Nous sommes le jour de l’examen, j’ai tout vérifié : mon bolide est en parfait état, rien à dire. Je tapote nerveusement le volant, un cameraman soupire, assis à l’arrière il doit trouver le temps long. Je ne peux pas démarrer avant le premier cri, c’est la loi numéro 1. Quoiqu’il se passe on attend le top départ.

Je ferme les yeux, c’est plus qu’une question de minutes.

Le cri me vrille les oreilles, j’en ai chaque fois la chair de poule. Je démarre le moteur et le bolide bondit. Les roues glissent, nous dérapons, je reste souple et laisse ma partenaire de voyage s’adapter en douceur aux courbes de la route. C’est la loi numéro 2 : la conduite doit être sure et souple, il faut respecter chaque virage, chaque creux.

Les méandres de virages arrachent un haut le cœur au cameraman, on se croirait sur un bateau me dit-il, on tangue. Je souris, cela fait toujours ça au début. Maintenant cela me berce. Il faut toutefois rester vigilant, il existe des accidents de parcours, des chemins encombrés, des épingles imprévues. Il me demande si la routine s’installe, je réponds que jamais je ne me suis ennuyé. Je n’ai jamais fait un voyage identique, à chaque fois c’est différent. Et ce sera le cas à l’infini.

Je jette un œil à ma montre, ce n’est pas tout ça, mais le temps est compté. La loi numéro 3 : le voyage ne doit pas durer plus de quelques heures. Il ne faut pas encombrer les voies de circulation. J’accélère, le caméraman s’accroche. J’enchaîne les virages, la route est si étroite. Le silence s’installe, nous savons qu’il faut arriver à destination.

La clarté du chemin est une bénédiction. Le reportage va être fantastique, une lueur rosée nimbe le paysage.

Le traceur dont mon véhicule est équipé continue de calquer le chemin. Je me sens un cartographe des temps modernes : le premier à découvrir et à répertorier cette nouvelle aventure.

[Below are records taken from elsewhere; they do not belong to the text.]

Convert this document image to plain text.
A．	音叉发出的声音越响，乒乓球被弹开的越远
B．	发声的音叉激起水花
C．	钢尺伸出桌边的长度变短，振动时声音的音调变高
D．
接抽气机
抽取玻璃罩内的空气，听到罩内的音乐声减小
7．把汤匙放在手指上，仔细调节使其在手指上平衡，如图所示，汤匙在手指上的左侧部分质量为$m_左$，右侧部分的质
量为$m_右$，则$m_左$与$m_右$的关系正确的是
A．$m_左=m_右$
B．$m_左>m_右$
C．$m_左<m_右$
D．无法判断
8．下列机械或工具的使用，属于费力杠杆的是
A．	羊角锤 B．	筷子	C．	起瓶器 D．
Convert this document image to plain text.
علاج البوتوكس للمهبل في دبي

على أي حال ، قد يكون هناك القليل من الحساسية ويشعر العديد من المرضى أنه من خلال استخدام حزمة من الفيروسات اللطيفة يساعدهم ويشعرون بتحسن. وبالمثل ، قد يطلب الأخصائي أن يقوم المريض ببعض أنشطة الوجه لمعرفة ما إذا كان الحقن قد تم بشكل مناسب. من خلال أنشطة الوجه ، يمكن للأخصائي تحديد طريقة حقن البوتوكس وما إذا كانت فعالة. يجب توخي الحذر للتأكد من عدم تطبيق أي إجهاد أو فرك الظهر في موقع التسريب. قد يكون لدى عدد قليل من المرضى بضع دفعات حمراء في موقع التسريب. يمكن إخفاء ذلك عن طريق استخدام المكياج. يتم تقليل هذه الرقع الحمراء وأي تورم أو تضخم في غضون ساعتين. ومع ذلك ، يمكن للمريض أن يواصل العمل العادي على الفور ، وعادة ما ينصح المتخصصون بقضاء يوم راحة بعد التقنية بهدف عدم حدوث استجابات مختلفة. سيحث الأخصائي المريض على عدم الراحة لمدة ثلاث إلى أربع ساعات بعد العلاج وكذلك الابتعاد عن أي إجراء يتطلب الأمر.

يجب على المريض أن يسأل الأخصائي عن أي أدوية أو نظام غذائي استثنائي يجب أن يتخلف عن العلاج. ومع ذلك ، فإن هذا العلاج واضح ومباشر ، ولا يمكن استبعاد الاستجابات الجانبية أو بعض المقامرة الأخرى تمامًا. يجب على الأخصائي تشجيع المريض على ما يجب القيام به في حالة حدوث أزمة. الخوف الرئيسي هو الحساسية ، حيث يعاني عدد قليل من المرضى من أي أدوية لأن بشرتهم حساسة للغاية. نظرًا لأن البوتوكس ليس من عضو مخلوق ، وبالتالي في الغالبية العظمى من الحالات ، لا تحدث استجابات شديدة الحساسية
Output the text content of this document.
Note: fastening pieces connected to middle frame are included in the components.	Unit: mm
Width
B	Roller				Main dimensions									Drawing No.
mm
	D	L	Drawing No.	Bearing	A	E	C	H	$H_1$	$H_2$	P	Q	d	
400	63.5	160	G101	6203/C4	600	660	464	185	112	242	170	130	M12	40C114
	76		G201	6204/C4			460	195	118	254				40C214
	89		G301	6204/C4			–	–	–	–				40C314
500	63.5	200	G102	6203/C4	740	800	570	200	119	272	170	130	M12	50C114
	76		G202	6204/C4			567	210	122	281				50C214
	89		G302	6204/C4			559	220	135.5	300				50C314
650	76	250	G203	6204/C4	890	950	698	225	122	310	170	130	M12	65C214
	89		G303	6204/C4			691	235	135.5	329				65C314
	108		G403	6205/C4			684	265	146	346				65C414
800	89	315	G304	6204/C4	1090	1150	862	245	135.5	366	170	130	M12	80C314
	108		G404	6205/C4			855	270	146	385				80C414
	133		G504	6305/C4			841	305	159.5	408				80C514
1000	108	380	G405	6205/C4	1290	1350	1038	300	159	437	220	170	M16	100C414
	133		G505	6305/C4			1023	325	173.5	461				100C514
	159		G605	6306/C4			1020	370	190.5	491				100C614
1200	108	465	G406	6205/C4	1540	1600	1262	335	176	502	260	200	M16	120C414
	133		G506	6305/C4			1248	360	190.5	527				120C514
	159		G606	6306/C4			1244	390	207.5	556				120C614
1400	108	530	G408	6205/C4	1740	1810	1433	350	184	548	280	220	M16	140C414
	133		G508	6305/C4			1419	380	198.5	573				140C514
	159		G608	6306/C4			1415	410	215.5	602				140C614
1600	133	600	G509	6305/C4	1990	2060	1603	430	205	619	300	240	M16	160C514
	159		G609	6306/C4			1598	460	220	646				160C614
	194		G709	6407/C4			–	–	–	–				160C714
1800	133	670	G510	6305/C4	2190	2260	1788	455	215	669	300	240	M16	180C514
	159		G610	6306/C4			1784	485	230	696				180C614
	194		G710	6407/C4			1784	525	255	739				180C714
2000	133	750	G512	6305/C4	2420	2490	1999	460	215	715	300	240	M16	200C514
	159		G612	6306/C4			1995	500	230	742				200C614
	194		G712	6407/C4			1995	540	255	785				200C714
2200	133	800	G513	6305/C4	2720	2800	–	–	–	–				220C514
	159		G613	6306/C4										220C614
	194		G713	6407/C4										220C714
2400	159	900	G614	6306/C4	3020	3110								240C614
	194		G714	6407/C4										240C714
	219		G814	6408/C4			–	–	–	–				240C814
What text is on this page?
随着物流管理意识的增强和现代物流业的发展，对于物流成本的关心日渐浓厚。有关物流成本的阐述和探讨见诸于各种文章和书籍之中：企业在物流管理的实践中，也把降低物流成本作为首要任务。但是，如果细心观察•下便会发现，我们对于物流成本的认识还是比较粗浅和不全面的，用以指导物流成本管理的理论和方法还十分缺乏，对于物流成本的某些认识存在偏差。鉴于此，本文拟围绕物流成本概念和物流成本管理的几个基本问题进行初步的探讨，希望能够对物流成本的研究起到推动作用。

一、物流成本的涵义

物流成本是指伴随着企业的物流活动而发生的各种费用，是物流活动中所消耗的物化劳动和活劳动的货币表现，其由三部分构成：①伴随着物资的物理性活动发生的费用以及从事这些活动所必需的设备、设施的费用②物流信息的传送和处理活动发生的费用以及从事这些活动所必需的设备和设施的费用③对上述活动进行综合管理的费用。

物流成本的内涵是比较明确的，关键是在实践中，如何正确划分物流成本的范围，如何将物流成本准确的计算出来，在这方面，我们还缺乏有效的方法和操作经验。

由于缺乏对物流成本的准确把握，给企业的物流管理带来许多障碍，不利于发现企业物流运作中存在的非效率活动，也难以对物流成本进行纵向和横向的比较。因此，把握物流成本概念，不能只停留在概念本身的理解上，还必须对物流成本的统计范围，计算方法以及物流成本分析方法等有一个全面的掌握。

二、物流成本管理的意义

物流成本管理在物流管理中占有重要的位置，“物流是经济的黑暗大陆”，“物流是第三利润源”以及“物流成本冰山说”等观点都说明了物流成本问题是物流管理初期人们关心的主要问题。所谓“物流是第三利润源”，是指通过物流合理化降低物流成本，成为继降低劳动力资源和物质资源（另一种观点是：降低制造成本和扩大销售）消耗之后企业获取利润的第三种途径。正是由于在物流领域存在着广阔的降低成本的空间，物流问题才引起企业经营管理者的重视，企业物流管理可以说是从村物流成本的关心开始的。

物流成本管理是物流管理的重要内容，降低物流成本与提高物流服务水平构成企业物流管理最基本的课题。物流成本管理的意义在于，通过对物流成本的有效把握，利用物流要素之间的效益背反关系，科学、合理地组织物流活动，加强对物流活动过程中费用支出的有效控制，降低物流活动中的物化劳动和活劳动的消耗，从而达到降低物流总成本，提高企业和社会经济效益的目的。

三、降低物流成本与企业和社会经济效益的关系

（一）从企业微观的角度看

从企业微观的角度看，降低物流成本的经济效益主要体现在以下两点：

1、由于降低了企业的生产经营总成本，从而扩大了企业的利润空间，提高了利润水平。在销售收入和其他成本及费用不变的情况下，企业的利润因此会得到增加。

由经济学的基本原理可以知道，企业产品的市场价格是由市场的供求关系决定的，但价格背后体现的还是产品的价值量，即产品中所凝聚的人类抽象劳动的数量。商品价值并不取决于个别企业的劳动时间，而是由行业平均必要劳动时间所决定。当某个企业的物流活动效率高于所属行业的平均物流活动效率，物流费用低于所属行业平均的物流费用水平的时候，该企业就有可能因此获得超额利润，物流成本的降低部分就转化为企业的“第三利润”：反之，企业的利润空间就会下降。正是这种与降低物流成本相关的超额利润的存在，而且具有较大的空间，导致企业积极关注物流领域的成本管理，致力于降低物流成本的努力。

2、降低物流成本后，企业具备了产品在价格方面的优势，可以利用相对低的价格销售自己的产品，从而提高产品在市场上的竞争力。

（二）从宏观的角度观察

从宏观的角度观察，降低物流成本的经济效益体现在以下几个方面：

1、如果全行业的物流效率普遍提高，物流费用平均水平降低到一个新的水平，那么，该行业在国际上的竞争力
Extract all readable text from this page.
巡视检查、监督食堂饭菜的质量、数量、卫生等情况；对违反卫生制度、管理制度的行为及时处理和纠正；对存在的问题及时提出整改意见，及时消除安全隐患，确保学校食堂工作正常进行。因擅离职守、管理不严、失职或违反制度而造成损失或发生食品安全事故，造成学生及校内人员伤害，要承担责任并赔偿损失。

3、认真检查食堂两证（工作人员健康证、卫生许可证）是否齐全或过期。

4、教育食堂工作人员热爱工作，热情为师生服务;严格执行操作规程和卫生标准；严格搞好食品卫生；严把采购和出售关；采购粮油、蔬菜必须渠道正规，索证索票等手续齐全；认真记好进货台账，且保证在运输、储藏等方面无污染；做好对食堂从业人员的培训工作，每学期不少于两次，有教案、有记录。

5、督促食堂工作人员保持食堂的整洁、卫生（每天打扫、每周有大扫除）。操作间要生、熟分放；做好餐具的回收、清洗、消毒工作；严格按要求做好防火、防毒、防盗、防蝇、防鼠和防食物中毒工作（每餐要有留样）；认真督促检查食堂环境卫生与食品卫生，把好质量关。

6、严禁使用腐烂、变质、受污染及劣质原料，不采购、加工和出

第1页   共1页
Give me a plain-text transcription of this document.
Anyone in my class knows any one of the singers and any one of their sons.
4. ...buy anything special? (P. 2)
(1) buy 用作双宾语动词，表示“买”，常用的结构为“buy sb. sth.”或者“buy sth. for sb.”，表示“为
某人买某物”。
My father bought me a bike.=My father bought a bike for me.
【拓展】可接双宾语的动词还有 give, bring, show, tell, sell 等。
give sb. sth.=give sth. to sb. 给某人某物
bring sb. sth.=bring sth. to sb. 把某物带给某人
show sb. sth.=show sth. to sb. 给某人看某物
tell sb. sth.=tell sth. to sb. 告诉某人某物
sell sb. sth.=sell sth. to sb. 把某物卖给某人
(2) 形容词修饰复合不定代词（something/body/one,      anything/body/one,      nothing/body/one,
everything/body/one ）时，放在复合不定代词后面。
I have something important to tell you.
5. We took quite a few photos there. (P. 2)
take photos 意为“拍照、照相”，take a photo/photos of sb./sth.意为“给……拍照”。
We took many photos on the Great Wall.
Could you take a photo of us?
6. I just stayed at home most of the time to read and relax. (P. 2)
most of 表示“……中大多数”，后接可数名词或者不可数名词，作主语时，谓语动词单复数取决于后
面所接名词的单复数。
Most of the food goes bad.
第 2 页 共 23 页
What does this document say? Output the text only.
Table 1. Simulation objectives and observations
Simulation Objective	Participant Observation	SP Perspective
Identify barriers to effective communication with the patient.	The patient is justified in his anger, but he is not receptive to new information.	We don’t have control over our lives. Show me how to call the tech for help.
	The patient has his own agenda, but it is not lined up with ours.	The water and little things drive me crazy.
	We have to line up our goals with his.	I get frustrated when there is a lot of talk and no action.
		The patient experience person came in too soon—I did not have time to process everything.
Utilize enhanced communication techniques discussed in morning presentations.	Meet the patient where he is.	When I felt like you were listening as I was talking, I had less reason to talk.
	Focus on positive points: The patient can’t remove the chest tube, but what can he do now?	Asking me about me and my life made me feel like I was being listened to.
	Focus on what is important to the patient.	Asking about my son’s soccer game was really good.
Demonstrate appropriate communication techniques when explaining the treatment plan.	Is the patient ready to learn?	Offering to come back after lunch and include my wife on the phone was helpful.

Enfin nous arrivons, parfaitement dans le délai imparti. Le chemin s’achève dans le néant. Je ralentis en douceur et nous sommes félicités par toute l’équipe de télévision. Je coupe le moteur, le traceur sauvegarde son enregistrement. Je le remets religieusement au comité de l’ADN.

La jeune femme qui le représente aujourd’hui me sourit. D’habitude leurs employés sont moins avenants. Je soupire, cela doit être la présence des reporters. Elle me confirme que mon examen est réussi, que je suis un exemple pour mes collègues. Je n’étais pas inquiet mais je suis soulagé.

Je ne ferais pas partie de la fin du reportage, ils me remercient chaleureusement et me félicite, je suis le Christophe Colomb des temps modernes, celui qui s’aventure à la découverte des chemins naissants au volant de son bolide. Aux premiers instants de la vie je suis celui qui parcoure les empreintes de chaque nouveau né. Tout en douceur j’explore et cartographie chaque signature ADN unique. C’est grâce à cette première prise de contact et à cette récolte d’informations que le comité saura réparer les accidents de la vie, les coupures, les déchirures, les brulures. Chaque sillon unique sera respecté et conservé à l’identique et c’est un peu grâce à moi.